Je trekt regelmatig baantjes in het zwembad. Je denkt dat je goed kunt zwemmen en wilt tijdens jouw vakantie de plaatselijke recreatieplas oversteken. Je denkt dat dat moet lukken met jouw conditie. Halverwege de recreatieplas blijkt het toch verder zwemmen dan je dacht. Het water in het midden van de recreatieplas is enorm koud. Je spieren verstijven. Je kon toch goed zwemmen?
In dit geval blijk je zwemveilig te zijn in het zwembad, maar niet in een recreatieplas. In het zwembad heb je te maken met een gecontroleerde omgeving, aangename watertemperatuur en een overzichtelijke afstand naar de kant. Jouw vaardigheden zijn voldoende in een zwembad, maar niet voldoende in een recreatieplas. Dit voorbeeld geeft aan dat er verschillende niveaus van zwemvaardigheid zijn.
Nationale Norm Zwemveiligheid
Ieder niveau van zwemvaardigheid is gekoppeld aan een diploma van het Zwem-ABC. Je voldoet pas aan de Nationale Norm Zwemveiligheid als je het volledige Zwem-ABC op zak hebt.
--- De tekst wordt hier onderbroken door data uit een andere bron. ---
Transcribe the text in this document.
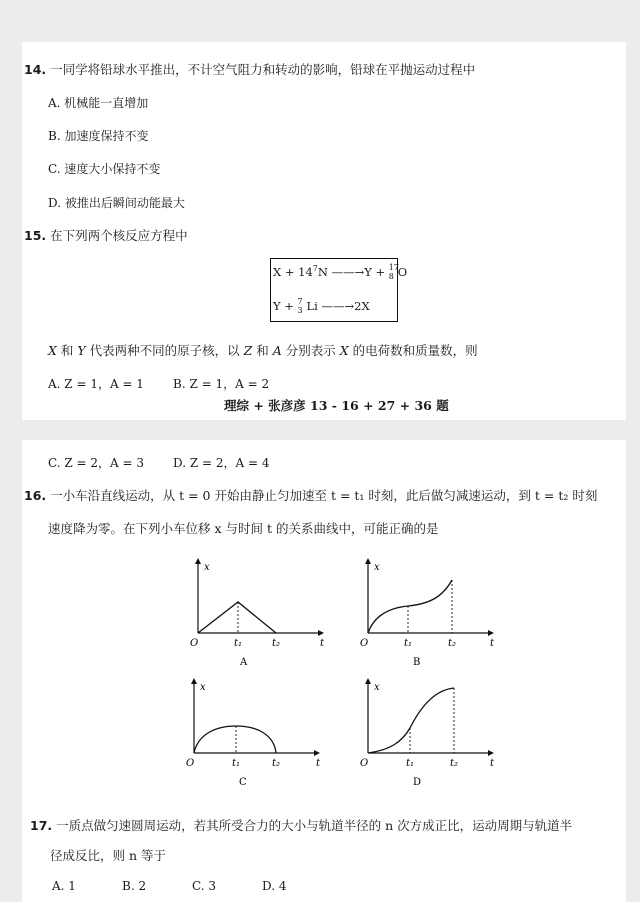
14. 一同学将铅球水平推出，不计空气阻力和转动的影响，铅球在平抛运动过程中
A. 机械能一直增加
B. 加速度保持不变
C. 速度大小保持不变
D. 被推出后瞬间动能最大
15. 在下列两个核反应方程中
$X + 14^7N$ ——→Y + 17
8 O
Y + 7
3 Li ——→2X
X 和 Y 代表两种不同的原子核，以 Z 和 A 分别表示 X 的电荷数和质量数，则
A. Z = 1，A = 1 B. Z = 1，A = 2
理综 + 张彦彦 13 - 16 + 27 + 36 题
C. Z = 2，A = 3 D. Z = 2，A = 4
16. 一小车沿直线运动，从 t = 0 开始由静止匀加速至 t = t₁ 时刻，此后做匀减速运动，到 t = t₂ 时刻
速度降为零。在下列小车位移 x 与时间 t 的关系曲线中，可能正确的是
x
t
O	t₁	t₂
A
x
t
O	t₁	t₂
B
x
t
O	t₁	t₂
C
x
t
O	t₁	t₂
D
17. 一质点做匀速圆周运动，若其所受合力的大小与轨道半径的 n 次方成正比，运动周期与轨道半
径成反比，则 n 等于
A. 1	B. 2	C. 3	D. 4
De Zwemdiploma’s A en B zijn tussenstappen naar het complete Zwem-ABC. Deze niveaus sluiten aan op de Nederlandse infrastructuur van zwemwater waar volwassenen en kinderen zwemmen:
- Zwemdiploma A: je beheerst vaardigheden voor een zwembad zonder attracties.
- Zwemdiploma B: je beheerst vaardigheden voor een zwembad met attracties, zoals een (wildwater)glijbaan, een golfslagbassin en een stroomversnelling.
- Zwemdiploma C: je beheerst vaardigheden voor een zwembad met attracties en in open water zonder stroming of grote golfslag, zoals recreatieplassen en bredere sloten/vaarten (behalve in de zee). Met dit diploma voldoe je aan de Nationale Norm Zwemveiligheid.